Some claims are general in nature such as that green tea prevents cancer, raises metabolism, or reduces cholesterol to benefit overall health. Other claims are more specific including that it stops Alzheimer's and Parkinson's diseases, treats rheumatoid arthritis, or treats impaired immune function. More and more claims are focusing on specific ailments such as that green tea helps burn fat for weight loss, cleanse the liver of toxins, assists with the prevention of type 1 diabetes, and fights a variety of cancers. Those with the risk of illness as well as those living with illness hope the claims are true. Those seeking to live health focused lives and reach weight loss goals want the claims to be true as well. But are they?
Tea made from the Camellia sinenesis plant can be in three varieties: green, black, and oolong. Although they all have the same origin, their differences come from processing. Green tea gets all the hype for the health benefits because of its unfermented leaves that have undergone the least amount of processing. Consumed throughout Asia for generations, green tea is used for a variety of health reasons in both traditional Chinese and Indian medicine. It is typically brewed and consumed as a beverage but extracts have become very popular in the United States.
Green tea contains polyphenols as bioflavoid and catechin compounds. Among those catechins, about half are epigallocatechin gallate (EGCG for short). EGCG have strong antioxidant properties, which are about 200 times more potent than vitamin E. It is this predominant active component in the leaves of green tea that are believed to block carcinogens and free radicals that can cause cancer. There is also indication that they may exhibit antibacterial benefits that protect the digestive and respiratory systems as well.

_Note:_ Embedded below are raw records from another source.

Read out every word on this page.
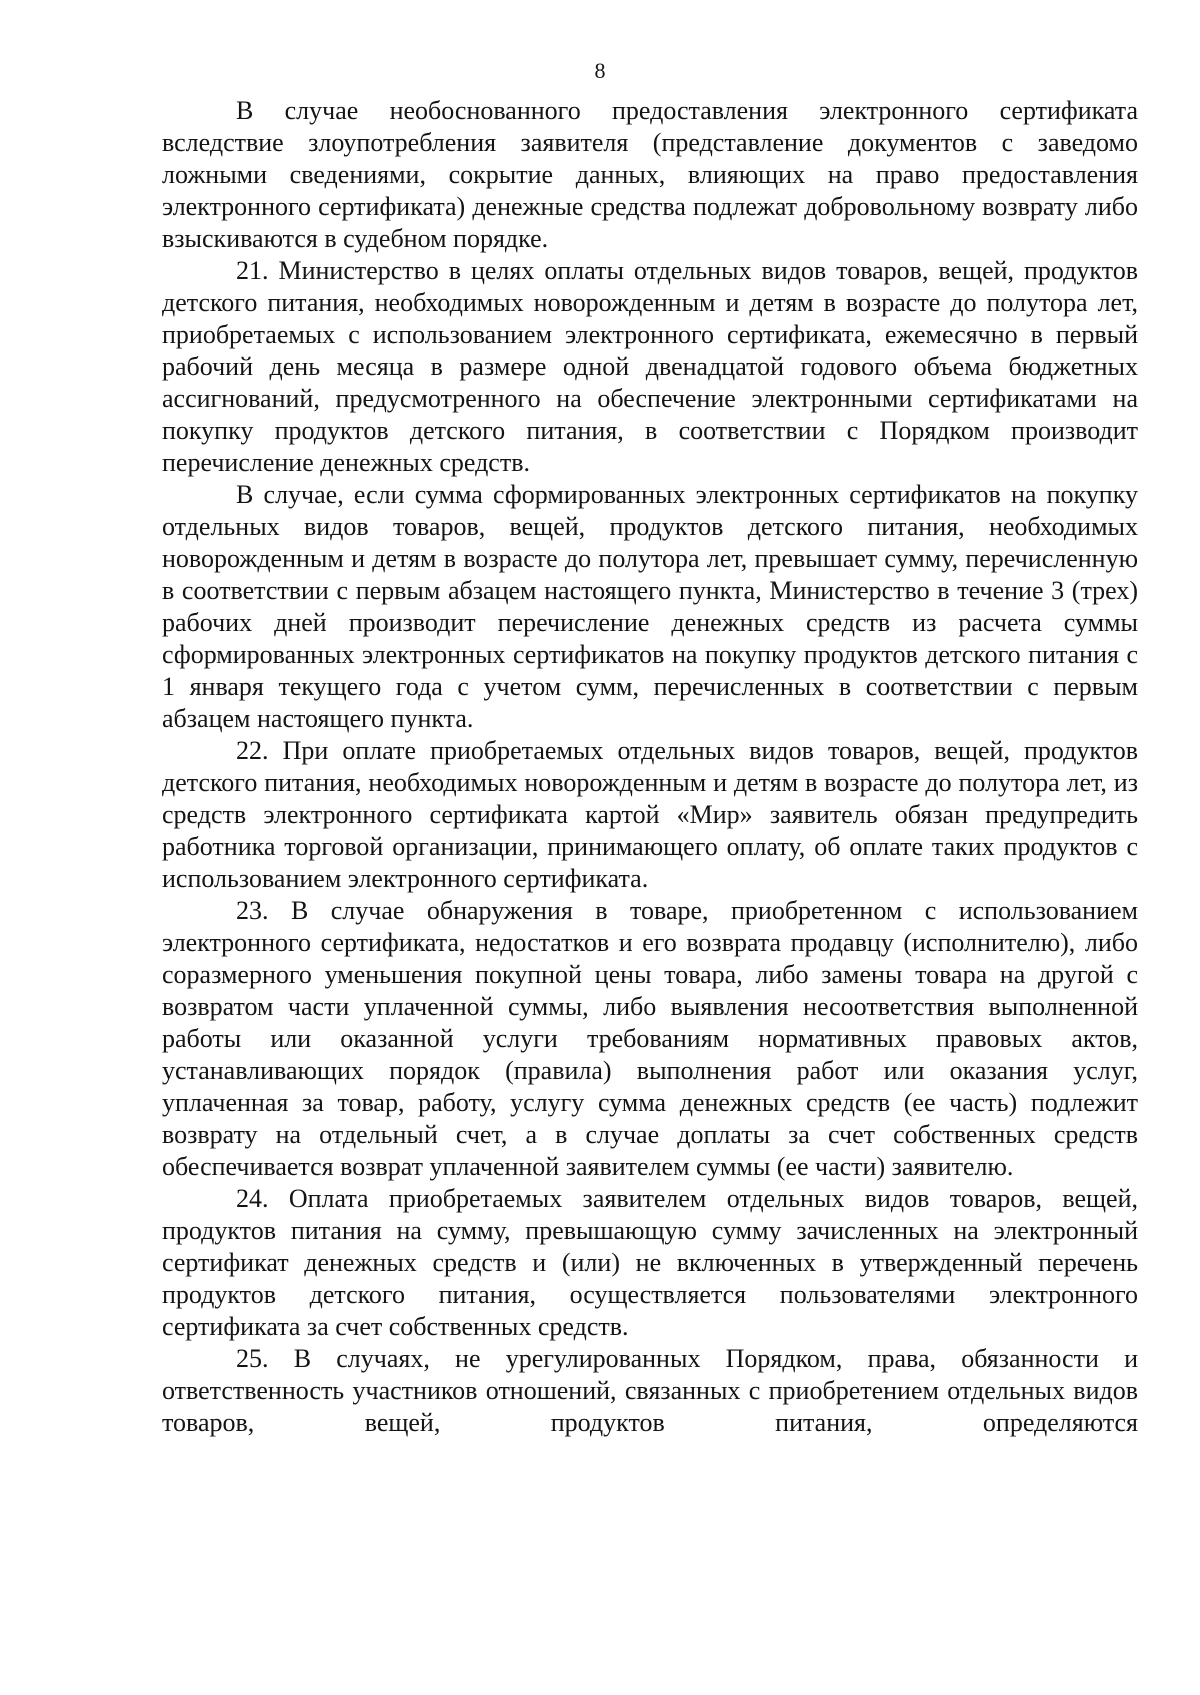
8

В случае необоснованного предоставления электронного сертификата вследствие злоупотребления заявителя (представление документов с заведомо ложными сведениями, сокрытие данных, влияющих на право предоставления электронного сертификата) денежные средства подлежат добровольному возврату либо взыскиваются в судебном порядке.

21. Министерство в целях оплаты отдельных видов товаров, вещей, продуктов детского питания, необходимых новорожденным и детям в возрасте до полутора лет, приобретаемых с использованием электронного сертификата, ежемесячно в первый рабочий день месяца в размере одной двенадцатой годового объема бюджетных ассигнований, предусмотренного на обеспечение электронными сертификатами на покупку продуктов детского питания, в соответствии с Порядком производит перечисление денежных средств.

В случае, если сумма сформированных электронных сертификатов на покупку отдельных видов товаров, вещей, продуктов детского питания, необходимых новорожденным и детям в возрасте до полутора лет, превышает сумму, перечисленную в соответствии с первым абзацем настоящего пункта, Министерство в течение 3 (трех) рабочих дней производит перечисление денежных средств из расчета суммы сформированных электронных сертификатов на покупку продуктов детского питания с 1 января текущего года с учетом сумм, перечисленных в соответствии с первым абзацем настоящего пункта.

22. При оплате приобретаемых отдельных видов товаров, вещей, продуктов детского питания, необходимых новорожденным и детям в возрасте до полутора лет, из средств электронного сертификата картой «Мир» заявитель обязан предупредить работника торговой организации, принимающего оплату, об оплате таких продуктов с использованием электронного сертификата.

23. В случае обнаружения в товаре, приобретенном с использованием электронного сертификата, недостатков и его возврата продавцу (исполнителю), либо соразмерного уменьшения покупной цены товара, либо замены товара на другой с возвратом части уплаченной суммы, либо выявления несоответствия выполненной работы или оказанной услуги требованиям нормативных правовых актов, устанавливающих порядок (правила) выполнения работ или оказания услуг, уплаченная за товар, работу, услугу сумма денежных средств (ее часть) подлежит возврату на отдельный счет, а в случае доплаты за счет собственных средств обеспечивается возврат уплаченной заявителем суммы (ее части) заявителю.

24. Оплата приобретаемых заявителем отдельных видов товаров, вещей, продуктов питания на сумму, превышающую сумму зачисленных на электронный сертификат денежных средств и (или) не включенных в утвержденный перечень продуктов детского питания, осуществляется пользователями электронного сертификата за счет собственных средств.

25. В случаях, не урегулированных Порядком, права, обязанности и ответственность участников отношений, связанных с приобретением отдельных видов товаров, вещей, продуктов питания, определяются
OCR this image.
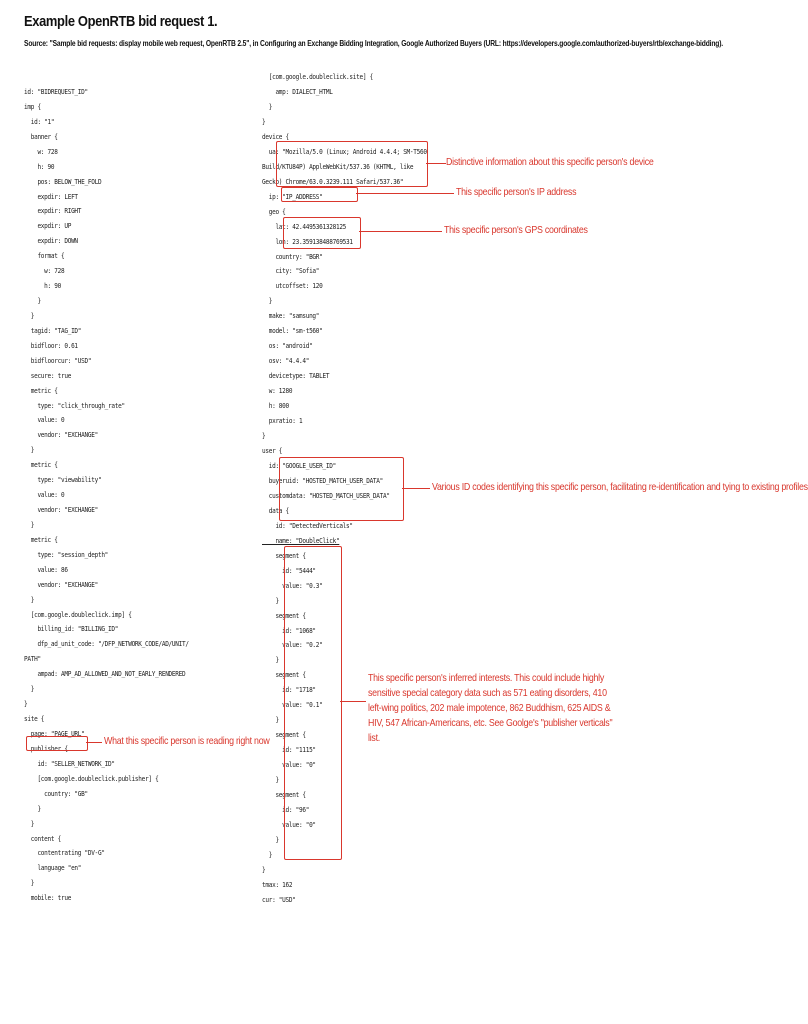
Example OpenRTB bid request 1.

Source: "Sample bid requests: display mobile web request, OpenRTB 2.5", in Configuring an Exchange Bidding Integration, Google Authorized Buyers (URL: https://developers.google.com/authorized-buyers/rtb/exchange-bidding).

id: "BIDREQUEST_ID"
imp {
id: "1"
banner {
w: 728
h: 90
pos: BELOW_THE_FOLD
expdir: LEFT
expdir: RIGHT
expdir: UP
expdir: DOWN
format {
w: 728
h: 90
}
}
tagid: "TAG_ID"
bidfloor: 0.61
bidfloorcur: "USD"
secure: true
metric {
type: "click_through_rate"
value: 0
vendor: "EXCHANGE"
}
metric {
type: "viewability"
value: 0
vendor: "EXCHANGE"
}
metric {
type: "session_depth"
value: 86
vendor: "EXCHANGE"
}
[com.google.doubleclick.imp] {
billing_id: "BILLING_ID"
dfp_ad_unit_code: "/DFP_NETWORK_CODE/AD/UNIT/
PATH"
ampad: AMP_AD_ALLOWED_AND_NOT_EARLY_RENDERED
}
}
site {
page: "PAGE_URL"
publisher {
id: "SELLER_NETWORK_ID"
[com.google.doubleclick.publisher] {
country: "GB"
}
}
content {
contentrating "DV-G"
language "en"
}
mobile: true
[com.google.doubleclick.site] {
amp: DIALECT_HTML
}
}
device {
ua: "Mozilla/5.0 (Linux; Android 4.4.4; SM-T560
Build/KTU84P) AppleWebKit/537.36 (KHTML, like
Gecko) Chrome/63.0.3239.111 Safari/537.36"
ip: "IP_ADDRESS"
geo {
lat: 42.4495361328125
lon: 23.359138488769531
country: "BGR"
city: "Sofia"
utcoffset: 120
}
make: "samsung"
model: "sm-t560"
os: "android"
osv: "4.4.4"
devicetype: TABLET
w: 1280
h: 800
pxratio: 1
}
user {
id: "GOOGLE_USER_ID"
buyeruid: "HOSTED_MATCH_USER_DATA"
customdata: "HOSTED_MATCH_USER_DATA"
data {
id: "DetectedVerticals"
name: "DoubleClick"
segment {
id: "5444"
value: "0.3"
}
segment {
id: "1068"
value: "0.2"
}
segment {
id: "1718"
value: "0.1"
}
segment {
id: "1115"
value: "0"
}
segment {
id: "96"
value: "0"
}
}
}
tmax: 162
cur: "USD"
Distinctive information about this specific person's device
This specific person's IP address
This specific person's GPS coordinates
Various ID codes identifying this specific person, facilitating re-identification and tying to existing profiles
This specific person's inferred interests. This could include highly sensitive special category data such as 571 eating disorders, 410 left-wing politics, 202 male impotence, 862 Buddhism, 625 AIDS & HIV, 547 African-Americans, etc. See Goolge's "publisher verticals" list.
What this specific person is reading right now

Some studies have shown promise with green tea related to cancer. In the laboratory, tea catechins inhibited cancer growth. Unfortunately, study results in humans have been contradictory. According to the U.S. National Library of Medicine, most of the health claims for green tea have "unclear scientific evidence" related to their claims. The caffeine can initially increase alertness in those that are not used to consuming caffeine. However, over time this response will diminish as the body adjusts to the caffeine.
A 2007 report by the United States Department of Agriculture (USDA) compared foods for catechin flavonoid content. They reported that no other beverage comes close to the catechin content in regular brewed green tea. They found that one hundred millimeters of green tea when brewed contains 126 mg of catechins while brewed oolong tea only contains 50 mg and brewed black tea only 28 mg. The report also revealed that regular green tea is the healthiest but the more processed tea becomes the more nutrients it loses. This includes the decaffeination process (56 mg) and flavoring process (43 mg), which reduces the catechin content significantly. If you are consuming instant or bottled green tea sources, most contain a disappointing 12 mg of catechins. Since Red wine contains 11 mg and unsweetened apple juice provides 6 mg, perhaps bottled or instant green tea isn't worth the cost or the hype it receives for the health benefit it offers.

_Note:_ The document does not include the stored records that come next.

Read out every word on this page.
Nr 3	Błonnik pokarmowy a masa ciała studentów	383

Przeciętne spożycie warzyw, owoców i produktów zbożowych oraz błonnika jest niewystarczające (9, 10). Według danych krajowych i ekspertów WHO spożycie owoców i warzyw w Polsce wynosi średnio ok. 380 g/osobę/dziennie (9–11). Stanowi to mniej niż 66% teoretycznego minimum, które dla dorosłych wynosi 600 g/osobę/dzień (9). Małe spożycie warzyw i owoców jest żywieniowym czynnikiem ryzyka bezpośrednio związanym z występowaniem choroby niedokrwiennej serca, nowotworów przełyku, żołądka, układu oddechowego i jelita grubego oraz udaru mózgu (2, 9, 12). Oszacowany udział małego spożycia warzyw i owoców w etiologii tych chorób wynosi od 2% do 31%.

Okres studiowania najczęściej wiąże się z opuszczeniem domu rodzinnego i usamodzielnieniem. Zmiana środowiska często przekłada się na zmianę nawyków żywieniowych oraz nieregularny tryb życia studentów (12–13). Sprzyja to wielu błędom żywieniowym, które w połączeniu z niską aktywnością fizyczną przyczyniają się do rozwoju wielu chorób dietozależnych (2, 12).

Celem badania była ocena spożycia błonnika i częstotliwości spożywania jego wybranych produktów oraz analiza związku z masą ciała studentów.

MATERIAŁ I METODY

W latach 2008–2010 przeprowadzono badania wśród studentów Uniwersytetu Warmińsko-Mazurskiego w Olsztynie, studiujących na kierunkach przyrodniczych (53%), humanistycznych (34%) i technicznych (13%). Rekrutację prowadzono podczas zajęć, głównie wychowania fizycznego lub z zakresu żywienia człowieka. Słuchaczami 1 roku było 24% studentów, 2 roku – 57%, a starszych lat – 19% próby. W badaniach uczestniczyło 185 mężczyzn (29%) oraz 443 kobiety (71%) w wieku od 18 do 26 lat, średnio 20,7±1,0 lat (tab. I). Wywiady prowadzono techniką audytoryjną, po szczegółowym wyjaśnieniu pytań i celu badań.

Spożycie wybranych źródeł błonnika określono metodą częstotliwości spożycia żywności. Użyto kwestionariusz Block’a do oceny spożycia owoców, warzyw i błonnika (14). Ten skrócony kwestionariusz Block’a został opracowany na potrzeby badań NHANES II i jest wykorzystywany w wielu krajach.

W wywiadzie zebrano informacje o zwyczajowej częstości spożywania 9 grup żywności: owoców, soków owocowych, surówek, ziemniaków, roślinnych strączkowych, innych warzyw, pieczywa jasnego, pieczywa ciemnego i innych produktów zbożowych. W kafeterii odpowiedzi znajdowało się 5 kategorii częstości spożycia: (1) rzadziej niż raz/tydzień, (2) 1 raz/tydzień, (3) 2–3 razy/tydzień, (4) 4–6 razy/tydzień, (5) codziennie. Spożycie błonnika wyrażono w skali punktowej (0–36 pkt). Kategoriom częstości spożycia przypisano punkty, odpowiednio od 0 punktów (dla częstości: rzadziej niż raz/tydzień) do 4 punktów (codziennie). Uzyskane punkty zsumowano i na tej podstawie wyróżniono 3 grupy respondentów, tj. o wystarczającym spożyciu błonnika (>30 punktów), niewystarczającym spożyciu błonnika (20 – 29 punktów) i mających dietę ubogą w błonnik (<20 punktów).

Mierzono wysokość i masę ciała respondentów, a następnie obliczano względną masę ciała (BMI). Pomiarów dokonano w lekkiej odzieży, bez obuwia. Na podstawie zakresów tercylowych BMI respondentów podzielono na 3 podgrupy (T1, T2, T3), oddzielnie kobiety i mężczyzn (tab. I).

Other food sources provide catechins although not as many as brewed green tea. Dark chocolate tops the list by providing 54 mg/100 grams if it is a pure Netherland source. Berries are your best nutrient rich, calorie wise option with blueberries offering 52 mg and blackberries 42 mg per 100 grams. If you love apples, be sure to eat the skin because it provides 36 mg of catechins.
There are a few other things to keep in mind when considering green tea. It contains a small amount of vitamin K, which can interfere with anticoagulants and make them less effective. Since green tea contains caffeine, it will also increase chances of insomnia, anxiety, irritability, upset stomach, nausea, diarrhea, or frequent urination in some people. Caution is indicated when taking concentrated green tea extracts especially if you have a liver disorder or experience abdominal pain after consumption.
What We Say
Green tea extract supplements are the fourth most common dietary supplement in the United States. Food is the best way to meet nutrient needs. Including a variety of food and beverage selections ensures you get everything necessary for good health. If you believe a supplement would be beneficial, it is best to seek advice from your medical provider, a pharmacist or consult a Registered Dietitian. They can help you decide about overall safety and recommend a dosage that would be beneficial as well as safe.
Brewed green tea can have a place in a healthy diet along with other coffee or tea choices. If you are looking for the greatest antioxidant health benefit, regular caffeinated brewed green tea is the form that will provide it. As with all things, moderation is important. If caffeine is a concern, remember there are other healthy foods like berries and apples with skins that provide similar antioxidant health benefits as well.
Be leery of food labeling for green tea extracts on food and beverage packages. Remember the buzz words are meant to catch your attention so that you'll buy their product and are not based on specific scientific results.
Did you know the facts about green tea or were you caught up in the marketing hype? Where does green tea fit in your healthy diet?